BonsaiNut
Premium Member
EC - while I can understand your thoughts about altering an animals behavior through a wildly different method of being raised, then how could this explain stocked fish? Each year, thousands (if not millions) of captive raised fish (salmon, trout, bass, northern, panfish, musky, the list goes on) are raised by the Fish and Wildlife department and released into the streams and rivers around the country. There is a portion of die-off (expected since the entire batch is raised to a size where in the wild many would have been picked off by predators), but there is no arguing the effectiveness of the stocking program.
I have observed a difference - therefore a difference exists
It is a FACT that wild caught clowns are captured from anemones - they are simply not found in the wild away from anemones.
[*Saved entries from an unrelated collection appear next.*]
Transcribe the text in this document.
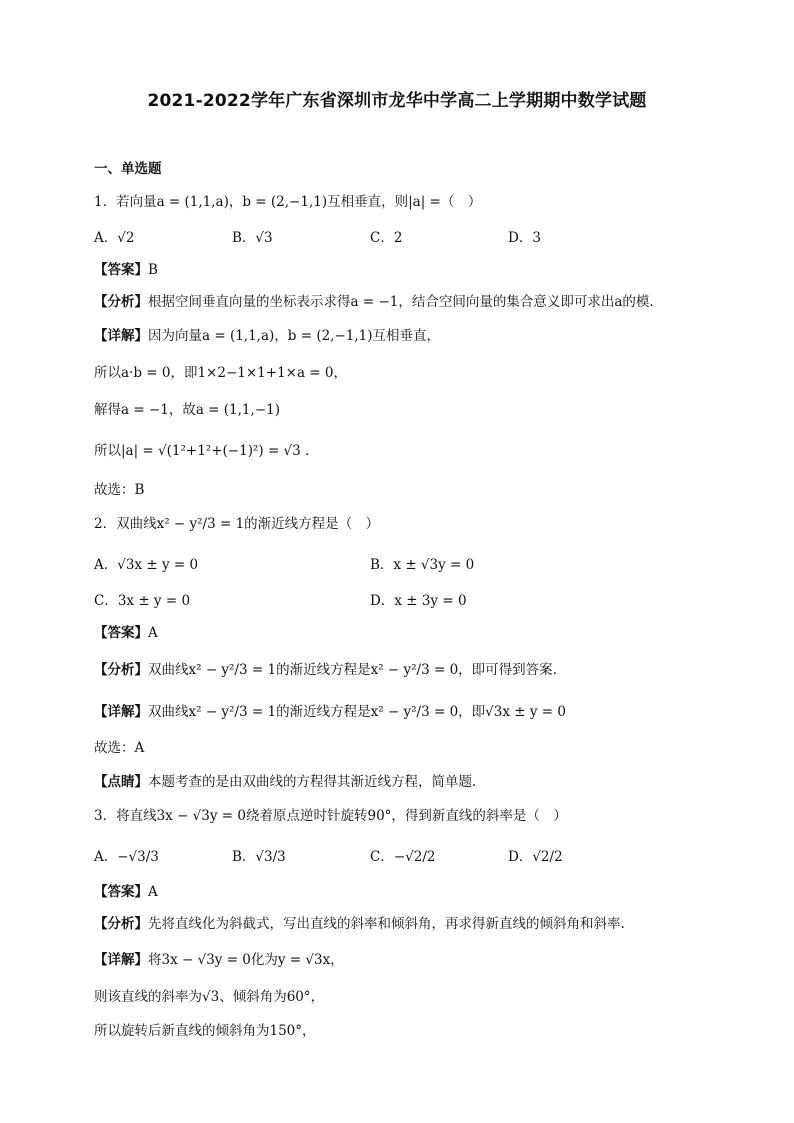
2021-2022学年广东省深圳市龙华中学高二上学期期中数学试题
一、单选题
1．若向量a = (1,1,a)，b = (2,−1,1)互相垂直，则|a| =（　）
A．√2	B．√3	C．2	D．3
【答案】B
【分析】根据空间垂直向量的坐标表示求得a = −1，结合空间向量的集合意义即可求出a的模.
【详解】因为向量a = (1,1,a)，b = (2,−1,1)互相垂直，
所以a·b = 0，即1×2−1×1+1×a = 0，
解得a = −1，故a = (1,1,−1)
所以|a| = √(1²+1²+(−1)²) = √3 .
故选：B
2．双曲线x² − y²/3 = 1的渐近线方程是（　）
A．√3x ± y = 0	B．x ± √3y = 0
C．3x ± y = 0	D．x ± 3y = 0
【答案】A
【分析】双曲线x² − y²/3 = 1的渐近线方程是x² − y²/3 = 0，即可得到答案.
【详解】双曲线x² − y²/3 = 1的渐近线方程是x² − y²/3 = 0，即√3x ± y = 0
故选：A
【点睛】本题考查的是由双曲线的方程得其渐近线方程，简单题.
3．将直线3x − √3y = 0绕着原点逆时针旋转90°，得到新直线的斜率是（　）
A．−√3/3	B．√3/3	C．−√2/2	D．√2/2
【答案】A
【分析】先将直线化为斜截式，写出直线的斜率和倾斜角，再求得新直线的倾斜角和斜率.
【详解】将3x − √3y = 0化为y = √3x，
则该直线的斜率为√3、倾斜角为60°，
所以旋转后新直线的倾斜角为150°，
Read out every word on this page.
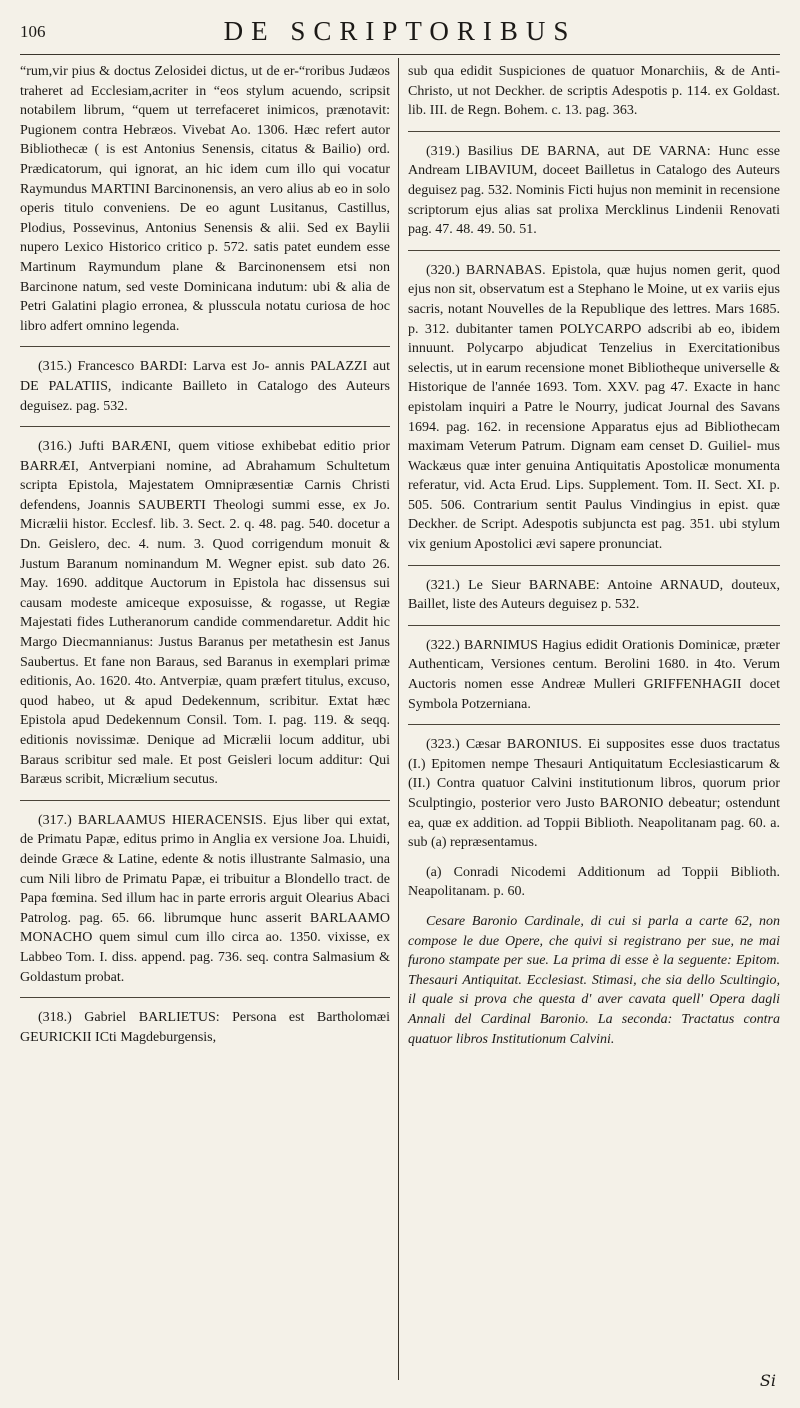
106	DE SCRIPTORIBUS

“rum,vir pius & doctus Zelosidei dictus, ut de er-“roribus Judæos traheret ad Ecclesiam,acriter in “eos stylum acuendo, scripsit notabilem librum, “quem ut terrefaceret inimicos, prænotavit: Pugionem contra Hebræos. Vivebat Ao. 1306. Hæc refert autor Bibliothecæ ( is est Antonius Senensis, citatus & Bailio) ord. Prædicatorum, qui ignorat, an hic idem cum illo qui vocatur Raymundus MARTINI Barcinonensis, an vero alius ab eo in solo operis titulo conveniens. De eo agunt Lusitanus, Castillus, Plodius, Possevinus, Antonius Senensis & alii. Sed ex Baylii nupero Lexico Historico critico p. 572. satis patet eundem esse Martinum Raymundum plane & Barcinonensem etsi non Barcinone natum, sed veste Dominicana indutum: ubi & alia de Petri Galatini plagio erronea, & plusscula notatu curiosa de hoc libro adfert omnino legenda.

(315.) Francesco BARDI: Larva est Jo- annis PALAZZI aut DE PALATIIS, indicante Bailleto in Catalogo des Auteurs deguisez. pag. 532.

(316.) Jufti BARÆNI, quem vitiose exhibebat editio prior BARRÆI, Antverpiani nomine, ad Abrahamum Schultetum scripta Epistola, Majestatem Omnipræsentiæ Carnis Christi defendens, Joannis SAUBERTI Theologi summi esse, ex Jo. Micrælii histor. Ecclesf. lib. 3. Sect. 2. q. 48. pag. 540. docetur a Dn. Geislero, dec. 4. num. 3. Quod corrigendum monuit & Justum Baranum nominandum M. Wegner epist. sub dato 26. May. 1690. additque Auctorum in Epistola hac dissensus sui causam modeste amiceque exposuisse, & rogasse, ut Regiæ Majestati fides Lutheranorum candide commendaretur. Addit hic Margo Diecmannianus: Justus Baranus per metathesin est Janus Saubertus. Et fane non Baraus, sed Baranus in exemplari primæ editionis, Ao. 1620. 4to. Antverpiæ, quam præfert titulus, excuso, quod habeo, ut & apud Dedekennum, scribitur. Extat hæc Epistola apud Dedekennum Consil. Tom. I. pag. 119. & seqq. editionis novissimæ. Denique ad Micrælii locum additur, ubi Baraus scribitur sed male. Et post Geisleri locum additur: Qui Baræus scribit, Micrælium secutus.

(317.) BARLAAMUS HIERACENSIS. Ejus liber qui extat, de Primatu Papæ, editus primo in Anglia ex versione Joa. Lhuidi, deinde Græce & Latine, edente & notis illustrante Salmasio, una cum Nili libro de Primatu Papæ, ei tribuitur a Blondello tract. de Papa fœmina. Sed illum hac in parte erroris arguit Olearius Abaci Patrolog. pag. 65. 66. librumque hunc asserit BARLAAMO MONACHO quem simul cum illo circa ao. 1350. vixisse, ex Labbeo Tom. I. diss. append. pag. 736. seq. contra Salmasium & Goldastum probat.

(318.) Gabriel BARLIETUS: Persona est Bartholomæi GEURICKII ICti Magdeburgensis,

sub qua edidit Suspiciones de quatuor Monarchiis, & de Anti-Christo, ut not Deckher. de scriptis Adespotis p. 114. ex Goldast. lib. III. de Regn. Bohem. c. 13. pag. 363.

(319.) Basilius DE BARNA, aut DE VARNA: Hunc esse Andream LIBAVIUM, doceet Bailletus in Catalogo des Auteurs deguisez pag. 532. Nominis Ficti hujus non meminit in recensione scriptorum ejus alias sat prolixa Mercklinus Lindenii Renovati pag. 47. 48. 49. 50. 51.

(320.) BARNABAS. Epistola, quæ hujus nomen gerit, quod ejus non sit, observatum est a Stephano le Moine, ut ex variis ejus sacris, notant Nouvelles de la Republique des lettres. Mars 1685. p. 312. dubitanter tamen POLYCARPO adscribi ab eo, ibidem innuunt. Polycarpo abjudicat Tenzelius in Exercitationibus selectis, ut in earum recensione monet Bibliotheque universelle & Historique de l'année 1693. Tom. XXV. pag 47. Exacte in hanc epistolam inquiri a Patre le Nourry, judicat Journal des Savans 1694. pag. 162. in recensione Apparatus ejus ad Bibliothecam maximam Veterum Patrum. Dignam eam censet D. Guiliel- mus Wackæus quæ inter genuina Antiquitatis Apostolicæ monumenta referatur, vid. Acta Erud. Lips. Supplement. Tom. II. Sect. XI. p. 505. 506. Contrarium sentit Paulus Vindingius in epist. quæ Deckher. de Script. Adespotis subjuncta est pag. 351. ubi stylum vix genium Apostolici ævi sapere pronunciat.

(321.) Le Sieur BARNABE: Antoine ARNAUD, douteux, Baillet, liste des Auteurs deguisez p. 532.

(322.) BARNIMUS Hagius edidit Orationis Dominicæ, præter Authenticam, Versiones centum. Berolini 1680. in 4to. Verum Auctoris nomen esse Andreæ Mulleri GRIFFENHAGII docet Symbola Potzerniana.

(323.) Cæsar BARONIUS. Ei supposites esse duos tractatus (I.) Epitomen nempe Thesauri Antiquitatum Ecclesiasticarum & (II.) Contra quatuor Calvini institutionum libros, quorum prior Sculptingio, posterior vero Justo BARONIO debeatur; ostendunt ea, quæ ex addition. ad Toppii Biblioth. Neapolitanam pag. 60. a. sub (a) repræsentamus.

(a) Conradi Nicodemi Additionum ad Toppii Biblioth. Neapolitanam. p. 60.

Cesare Baronio Cardinale, di cui si parla a carte 62, non compose le due Opere, che quivi si registrano per sue, ne mai furono stampate per sue. La prima di esse è la seguente: Epitom. Thesauri Antiquitat. Ecclesiast. Stimasi, che sia dello Scultingio, il quale si prova che questa d' aver cavata quell' Opera dagli Annali del Cardinal Baronio. La seconda: Tractatus contra quatuor libros Institutionum Calvini.

Si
If they do not IMMEDIATELY associate with anemones at a very early post-larval stage, they are eaten or die. It is impossible to understand this behavior at a quantitative level due to the pelagic larval stage of clowns - ie maybe 50% of all clowns are born without strong hosting instinct, but in the wild these clowns automatically die - while in captivity they survive(?) Who can say? One thing is certain - if hosting behavior is at all associated with age (similar to imprinting behavior with other creatures) then a younger clown who has an intensely strong hosting instinct may (in captivity) be forced to chose a surrogate host because a preferred host is not available. We see this over and over again where captive-raised clowns are "hosted" by heaters, or where they "learn" to live in leather corals or frogspawn corals - and refuse to move when an appropriate anemone host is added to the tank at a later date.
Just saying...
By the way your example of stocking streams is a bad one - because for many of those fish it is a one way trip where they are artificially introduced into degraded environments and they die after one season. In most cases this is not an instance of Fish & Game re-establishing spawning populations. It is a case of them manually introducing fish over and over again for recreational purposes. Many environmentalists consider these stocking programs an absolute failure - and they are rethinking stocking programs throughout many Western watersheds.